Omission in BBC reporting on ICC investigation announcement

Recent BBC coverage of the International Criminal Court (ICC) announcement of the commencement of an investigation into alleged war crimes has been notable for one particular repeated omission.

On March 3rd the BBC News website published a report headlined “ICC opens ‘war crimes’ investigation in West Bank and Gaza” in which readers are told that: [emphasis added]

“Fatou Bensouda said the probe would cover events in the Israeli-occupied West Bank, East Jerusalem and Gaza Strip since June 2014.”

Later in the report readers find the following:

“When the Palestinians asked to accede to the Rome Statute, they recognised ICC jurisdiction for the purpose of prosecuting alleged perpetrators of crimes from 13 June 2014 onwards.

That is one month before a war erupted between Israel and Palestinian militants in Gaza.”

The BBC did not bother to tell its audiences of the full significance of that date. As the Times of Israel explains:

“The June 13, 2014, date is significant. Palestinian terrorists kidnapped and murdered three Israeli teenagers in the Gush Etzion area of the West Bank the day before. By asking for an investigation beginning on June 13, the Palestinians ensured that the ICC will not look into the killing of Eyal Yifrach, Gil-ad Shaer, and Naftali Fraenkel.”

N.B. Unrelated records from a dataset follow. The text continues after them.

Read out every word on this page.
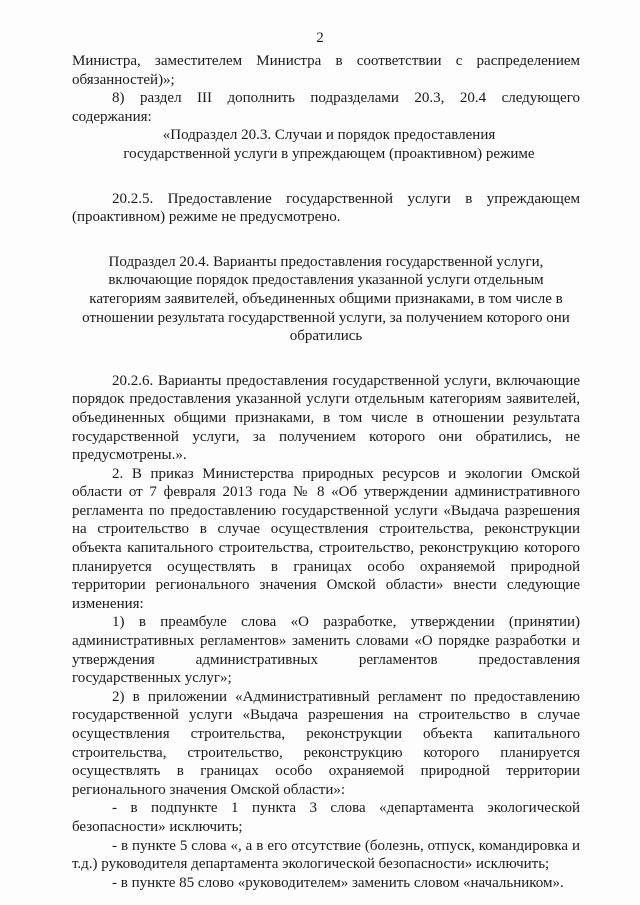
2

Министра, заместителем Министра в соответствии с распределением обязанностей)»;

8) раздел III дополнить подразделами 20.3, 20.4 следующего содержания:

«Подраздел 20.3. Случаи и порядок предоставления государственной услуги в упреждающем (проактивном) режиме

20.2.5. Предоставление государственной услуги в упреждающем (проактивном) режиме не предусмотрено.

Подраздел 20.4. Варианты предоставления государственной услуги, включающие порядок предоставления указанной услуги отдельным категориям заявителей, объединенных общими признаками, в том числе в отношении результата государственной услуги, за получением которого они обратились

20.2.6. Варианты предоставления государственной услуги, включающие порядок предоставления указанной услуги отдельным категориям заявителей, объединенных общими признаками, в том числе в отношении результата государственной услуги, за получением которого они обратились, не предусмотрены.».

2. В приказ Министерства природных ресурсов и экологии Омской области от 7 февраля 2013 года № 8 «Об утверждении административного регламента по предоставлению государственной услуги «Выдача разрешения на строительство в случае осуществления строительства, реконструкции объекта капитального строительства, строительство, реконструкцию которого планируется осуществлять в границах особо охраняемой природной территории регионального значения Омской области» внести следующие изменения:

1) в преамбуле слова «О разработке, утверждении (принятии) административных регламентов» заменить словами «О порядке разработки и утверждения административных регламентов предоставления государственных услуг»;

2) в приложении «Административный регламент по предоставлению государственной услуги «Выдача разрешения на строительство в случае осуществления строительства, реконструкции объекта капитального строительства, строительство, реконструкцию которого планируется осуществлять в границах особо охраняемой природной территории регионального значения Омской области»:

- в подпункте 1 пункта 3 слова «департамента экологической безопасности» исключить;

- в пункте 5 слова «, а в его отсутствие (болезнь, отпуск, командировка и т.д.) руководителя департамента экологической безопасности» исключить;

- в пункте 85 слово «руководителем» заменить словом «начальником».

Nevertheless, the BBC chose to amplify Bensouda’s claim that “the investigation would be conducted independently, impartially and objectively, without fear or favour”.

The same omission appeared in the March 4th edition of BBC World Service radio’s ‘Global News Podcast’. Introducing that lead item, presenter Valerie Sanderson told listeners (from 01:13 here) that:

Sanderson: “It didn’t take long for Israel’s prime minister to reject the International Criminal Court’s decision to investigate alleged war crimes in the Palestinian territories. Benjamin Netanyahu called the probe ‘the essence of antisemitism’. […] In fact the inquiry will look at possible transgressions by Palestinians as well as Israelis when it looks into events since June 2014 across the Israeli-occupied West Bank, East Jerusalem and Gaza Strip. The US-based campaign group Human Rights Watch has praised the ICC announcement and a spokesman for Hamas says the Palestinian group is ready to work with the court.” [emphasis added]

Neither Sanderson nor the BBC Jerusalem bureau’s Tom Bateman who was subsequently brought in to report on the story bothered to explain the significance of that date, even though it is relevant to the issue of Israel’s rejection of the ICC investigation. As we see, listeners were not informed that ‘Human Rights Watch’ is a political NGO which has itself engaged in campaigns against Israel or that “the Palestinian group” Hamas is in fact a terrorist organisation.

The March 3rd evening edition of the same radio station’s ‘Newshour’ programme ran with the same lead story which was described as follows in its synopsis: [emphasis added]

“The ICC chief prosecutor Fatou Bensouda said the probe would cover events in the Israeli-occupied West Bank, East Jerusalem and Gaza Strip since June 2014. The ICC has the authority to prosecute those accused of genocide, crimes against humanity and war crimes on the territory of states party to the Rome Statute, its founding treaty. Israel has never ratified the Rome Statute, but the court ruled that it had jurisdiction because the United Nations secretary general accepted the Palestinians’ accession to the treaty in 2015.”

Presenter Tim Franks told listeners in his introduction (from 00:11 here) that:

Franks: “We’ll begin in the Hague with the chief prosecutor of the International Criminal Court saying that she’s opened a formal examination of possible war crimes in the Palestinian territories. Fatou Bensouda says her investigation will cover events in the Israeli=occupied areas of the West Bank, East Jerusalem and the Gaza Strip since 2014.”

Franks subsequently introduced the first of three interviewees:

Franks: “Victor Kattan is from the school of law at Nottingham University here in the UK.”

Kattan told listeners that “the scope of the investigation will look at crimes committed from the 13th of June 2014 and any future crimes.”

Once again listeners were not informed of the reason for and significance of that start date and the fact that the ICC’s investigation will not include the murder of three Israeli youths by Hamas.

Following his conversation with Kattan, Franks introduced his second interviewee (BBC ‘frequent flyer’ Mustafa Barghouti) by saying “let’s hear from the two sides now”. Listeners were not told that in fact they had already heard from one of “the two sides” because the person twice laconically described only as being from Nottingham University is also a policy advisor for Al Shabaka, a former employee of Badil and a former legal adviser to the Palestinian Negotiations Support Project which advises the PLO.

One would of course have expected that Kattan’s writings on the topic of the ICC (which include the claim that “A Palestinian state existed prior to 1967”) would have prompted the ‘Newshour’ production team to comply with BBC editorial guidelines concerning ‘contributors’ affiliations’ but that was not the case. Not only were listeners told nothing of Kattan’s “particular viewpoints”; they were wrongly led by Franks to believe that he is an impartial academic.